Spend management startup Ramp has raised another $150 million at a post-money valuation of $7.65 billion, the company confirmed to TechCrunch today.
New investor Khosla Ventures and existing backer Founders Fund co-led the raise, which also included participation from new backers Sequoia Capital, Greylock and 8VC. Other existing investors Thrive Capital, General Catalyst, Sands Capital, D1 Capital, Lux Capital, Iconiq Capital, Definition Capital, Contrary Capital also put money into the latest round.
The raise is characterized as an extension of Ramp’s Series D, in which the fintech company raised $300 million at a 28% lower valuation of $5.8 billion. The latest capital infusion brings it back closer to the $8.1 billion valuation it had achieved in March of 2022.
With this raise, Ramp has secured $1.2 billion in equity financing and $700 million in committed debt funding since its 2019 inception.
In March 2023, co-founder and CEO Eric Glyman told TechCrunch that the company saw its revenue grow by 4x in 2022 — led by its fastest-growing segment of bill pay — but was not yet profitable. The company had crossed $100 million in annualized revenue before its third birthday in March 2022 and said last summer that it had passed $300 million in annualized revenue.
While Ramp declined to reveal updated revenue figures, Glyman told TechCrunch today that in the first quarter of this year, the startup’s total purchase volume and revenue growth increased “faster quarter over quarter than it did over the same period in 2023, on a much larger base.”
Notably, Keith Rabois led the investment for new backer Khosla, having recently moved to the firm from Founders Fund. Apparently, there were no hard feelings on the part of Founders Fund, which still participated in the financing, even without Rabois.
The relationship with Founders Fund “runs so deep,” Glyman said, as the company was its first institutional investor since its “very early days.” While they work with the whole team there, Glyman pointed to partners Napoleon Ta and Delian Asparouhov as being the “most involved” since Rabois’ departure. (Rabois originally represented Founders Fund and has sat on Ramp’s board since 2019.)
Glyman said he believes that Ramp’s continued emphasis on artificial intelligence (AI) also helped attract Khosla’s interest. (Khosla is an early investor in OpenAI.)
“They were so ahead of the curve in investing with OpenAI and in what’s happening in the AI world that of course, so we were thrilled,” he added.
Ramp counts over 25,000 companies across a variety of industries as customers. Interestingly, venture-backed startups represent a “minority” of its customer base, which includes farms, shops, hospitals and nonprofits.

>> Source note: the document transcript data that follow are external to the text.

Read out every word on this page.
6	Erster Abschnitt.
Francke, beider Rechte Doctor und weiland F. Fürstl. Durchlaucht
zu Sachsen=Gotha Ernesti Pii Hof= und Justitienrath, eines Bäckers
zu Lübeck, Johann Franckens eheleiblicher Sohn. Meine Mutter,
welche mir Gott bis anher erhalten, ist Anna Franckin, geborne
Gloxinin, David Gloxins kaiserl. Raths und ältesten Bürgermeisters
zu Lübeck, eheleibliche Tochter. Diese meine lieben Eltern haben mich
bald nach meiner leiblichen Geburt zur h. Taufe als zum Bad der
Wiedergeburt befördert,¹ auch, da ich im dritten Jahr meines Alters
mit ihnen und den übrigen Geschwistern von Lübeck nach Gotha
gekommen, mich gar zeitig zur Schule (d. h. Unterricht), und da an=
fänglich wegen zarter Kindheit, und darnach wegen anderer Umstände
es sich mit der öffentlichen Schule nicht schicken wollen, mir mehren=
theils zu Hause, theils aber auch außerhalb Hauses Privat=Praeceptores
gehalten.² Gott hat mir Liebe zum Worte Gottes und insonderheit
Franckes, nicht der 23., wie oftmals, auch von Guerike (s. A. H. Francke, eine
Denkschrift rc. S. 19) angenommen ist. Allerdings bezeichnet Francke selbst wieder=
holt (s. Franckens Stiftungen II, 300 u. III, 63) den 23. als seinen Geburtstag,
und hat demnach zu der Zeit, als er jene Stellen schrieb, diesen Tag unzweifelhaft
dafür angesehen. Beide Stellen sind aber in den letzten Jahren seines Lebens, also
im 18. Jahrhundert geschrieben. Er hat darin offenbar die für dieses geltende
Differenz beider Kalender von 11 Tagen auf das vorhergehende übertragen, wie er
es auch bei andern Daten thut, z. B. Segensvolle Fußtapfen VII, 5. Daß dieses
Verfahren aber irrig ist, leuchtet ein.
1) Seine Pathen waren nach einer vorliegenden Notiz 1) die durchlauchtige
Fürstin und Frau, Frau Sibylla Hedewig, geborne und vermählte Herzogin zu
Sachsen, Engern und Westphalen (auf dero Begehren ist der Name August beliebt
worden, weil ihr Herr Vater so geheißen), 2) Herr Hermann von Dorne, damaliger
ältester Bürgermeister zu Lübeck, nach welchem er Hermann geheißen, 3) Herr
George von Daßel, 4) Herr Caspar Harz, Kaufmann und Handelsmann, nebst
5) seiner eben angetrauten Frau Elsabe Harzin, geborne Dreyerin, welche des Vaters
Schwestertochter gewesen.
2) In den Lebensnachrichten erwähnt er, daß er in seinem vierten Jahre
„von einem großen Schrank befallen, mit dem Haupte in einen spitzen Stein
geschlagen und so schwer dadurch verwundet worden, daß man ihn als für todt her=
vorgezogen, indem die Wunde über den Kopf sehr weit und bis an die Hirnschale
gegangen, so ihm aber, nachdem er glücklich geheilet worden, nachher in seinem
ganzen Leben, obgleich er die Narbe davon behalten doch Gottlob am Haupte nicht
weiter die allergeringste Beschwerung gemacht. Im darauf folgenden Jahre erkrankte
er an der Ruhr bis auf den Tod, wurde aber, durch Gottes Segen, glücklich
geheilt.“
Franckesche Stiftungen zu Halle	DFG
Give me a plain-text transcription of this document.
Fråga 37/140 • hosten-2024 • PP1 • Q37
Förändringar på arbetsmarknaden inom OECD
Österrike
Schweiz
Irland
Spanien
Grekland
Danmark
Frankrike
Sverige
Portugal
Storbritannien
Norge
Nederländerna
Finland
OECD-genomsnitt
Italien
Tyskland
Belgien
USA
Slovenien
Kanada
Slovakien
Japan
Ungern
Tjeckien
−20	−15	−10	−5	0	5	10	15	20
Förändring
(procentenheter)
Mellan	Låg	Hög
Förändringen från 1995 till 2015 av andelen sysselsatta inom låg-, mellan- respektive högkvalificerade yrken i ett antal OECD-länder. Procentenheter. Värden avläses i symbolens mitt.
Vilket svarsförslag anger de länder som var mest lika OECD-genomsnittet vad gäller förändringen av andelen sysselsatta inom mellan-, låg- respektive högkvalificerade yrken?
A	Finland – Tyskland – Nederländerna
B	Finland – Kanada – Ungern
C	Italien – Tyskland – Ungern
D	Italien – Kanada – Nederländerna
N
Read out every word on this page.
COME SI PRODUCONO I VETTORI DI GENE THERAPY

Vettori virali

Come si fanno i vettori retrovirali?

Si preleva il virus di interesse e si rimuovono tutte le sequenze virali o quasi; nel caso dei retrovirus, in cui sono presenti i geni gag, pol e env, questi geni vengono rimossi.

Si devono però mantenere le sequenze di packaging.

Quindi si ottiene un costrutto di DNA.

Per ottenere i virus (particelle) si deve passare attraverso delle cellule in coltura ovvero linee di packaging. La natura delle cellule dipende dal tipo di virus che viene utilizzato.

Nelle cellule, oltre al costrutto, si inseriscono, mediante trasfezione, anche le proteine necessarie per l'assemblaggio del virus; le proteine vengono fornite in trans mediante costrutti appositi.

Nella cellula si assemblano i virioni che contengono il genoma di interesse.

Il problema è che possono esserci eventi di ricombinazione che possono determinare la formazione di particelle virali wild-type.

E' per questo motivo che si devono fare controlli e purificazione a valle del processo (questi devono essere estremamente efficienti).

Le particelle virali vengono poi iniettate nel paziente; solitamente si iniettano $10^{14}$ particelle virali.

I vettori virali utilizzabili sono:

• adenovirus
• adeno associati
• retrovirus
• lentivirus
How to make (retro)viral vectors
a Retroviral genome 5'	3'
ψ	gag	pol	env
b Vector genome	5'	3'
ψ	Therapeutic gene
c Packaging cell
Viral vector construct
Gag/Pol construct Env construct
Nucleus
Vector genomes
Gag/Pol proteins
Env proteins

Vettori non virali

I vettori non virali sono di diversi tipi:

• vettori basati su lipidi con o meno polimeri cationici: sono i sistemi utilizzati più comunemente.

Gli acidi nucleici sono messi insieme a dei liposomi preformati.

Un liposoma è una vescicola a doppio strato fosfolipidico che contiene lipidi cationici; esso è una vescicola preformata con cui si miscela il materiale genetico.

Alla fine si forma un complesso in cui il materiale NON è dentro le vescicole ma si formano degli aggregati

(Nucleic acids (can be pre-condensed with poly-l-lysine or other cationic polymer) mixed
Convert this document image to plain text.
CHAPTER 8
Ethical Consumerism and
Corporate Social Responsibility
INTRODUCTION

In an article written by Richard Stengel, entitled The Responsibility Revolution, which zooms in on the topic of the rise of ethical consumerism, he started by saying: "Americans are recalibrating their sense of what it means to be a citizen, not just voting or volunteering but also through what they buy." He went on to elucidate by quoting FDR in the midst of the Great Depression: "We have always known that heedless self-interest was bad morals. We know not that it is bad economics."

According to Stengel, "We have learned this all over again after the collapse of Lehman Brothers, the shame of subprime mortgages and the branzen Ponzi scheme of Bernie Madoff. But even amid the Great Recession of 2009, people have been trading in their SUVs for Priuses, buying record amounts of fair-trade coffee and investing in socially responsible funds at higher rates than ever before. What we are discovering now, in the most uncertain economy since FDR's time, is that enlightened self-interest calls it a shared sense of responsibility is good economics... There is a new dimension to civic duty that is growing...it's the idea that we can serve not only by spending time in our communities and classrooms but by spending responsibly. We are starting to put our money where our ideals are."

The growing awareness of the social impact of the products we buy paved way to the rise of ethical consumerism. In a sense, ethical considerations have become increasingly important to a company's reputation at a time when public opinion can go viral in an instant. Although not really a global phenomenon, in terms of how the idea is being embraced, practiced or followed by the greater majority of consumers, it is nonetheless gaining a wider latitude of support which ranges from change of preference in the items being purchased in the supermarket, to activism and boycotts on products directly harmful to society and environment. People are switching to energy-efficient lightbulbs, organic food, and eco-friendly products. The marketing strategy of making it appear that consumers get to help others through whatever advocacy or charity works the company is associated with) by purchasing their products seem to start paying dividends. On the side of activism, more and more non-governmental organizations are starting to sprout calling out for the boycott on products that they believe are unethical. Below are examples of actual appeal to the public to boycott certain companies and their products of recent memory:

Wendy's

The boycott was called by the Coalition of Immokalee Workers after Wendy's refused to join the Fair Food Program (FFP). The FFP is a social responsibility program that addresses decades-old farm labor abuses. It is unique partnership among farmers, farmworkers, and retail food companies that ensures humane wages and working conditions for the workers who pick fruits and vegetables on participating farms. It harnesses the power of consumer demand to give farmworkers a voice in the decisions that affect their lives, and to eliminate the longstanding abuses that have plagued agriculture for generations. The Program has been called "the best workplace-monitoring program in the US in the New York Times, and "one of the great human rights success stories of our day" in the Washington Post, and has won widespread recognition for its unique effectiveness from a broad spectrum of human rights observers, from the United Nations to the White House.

Glyman told TechCrunch that the new funding will be used to “triple down” on innovation, including using AI capabilities “to automate cumbersome processes, provide deeper insights into spending, enhance decision-making capabilities, and more.” Last November, Ramp announced a new integration with Microsoft Copilot as part of its efforts to incorporate AI into its offering.
“I think there’s this shift in AI investment from primarily being on these large infrastructure models to the application layer,” Glyman said.
Ramp will also put the money toward acquisitions. In January, the company announced it had acquired AI-powered startup Venue as it expanded its procurement offering. Generally, in the past few years, Ramp has been on what might look like a buying spree. In August 2021, Ramp purchased Buyer, a “negotiation-as-a-service” platform that claimed to save its clients money on big-ticket purchases such as annual software contracts. Then last year, Ramp acquired Cohere.io (not to be confused with OpenAI competitor Cohere). Cohere.io was a startup that built an AI-powered customer support tool.
Presently, Ramp has about 730 full-time employees, up from 495 a year ago.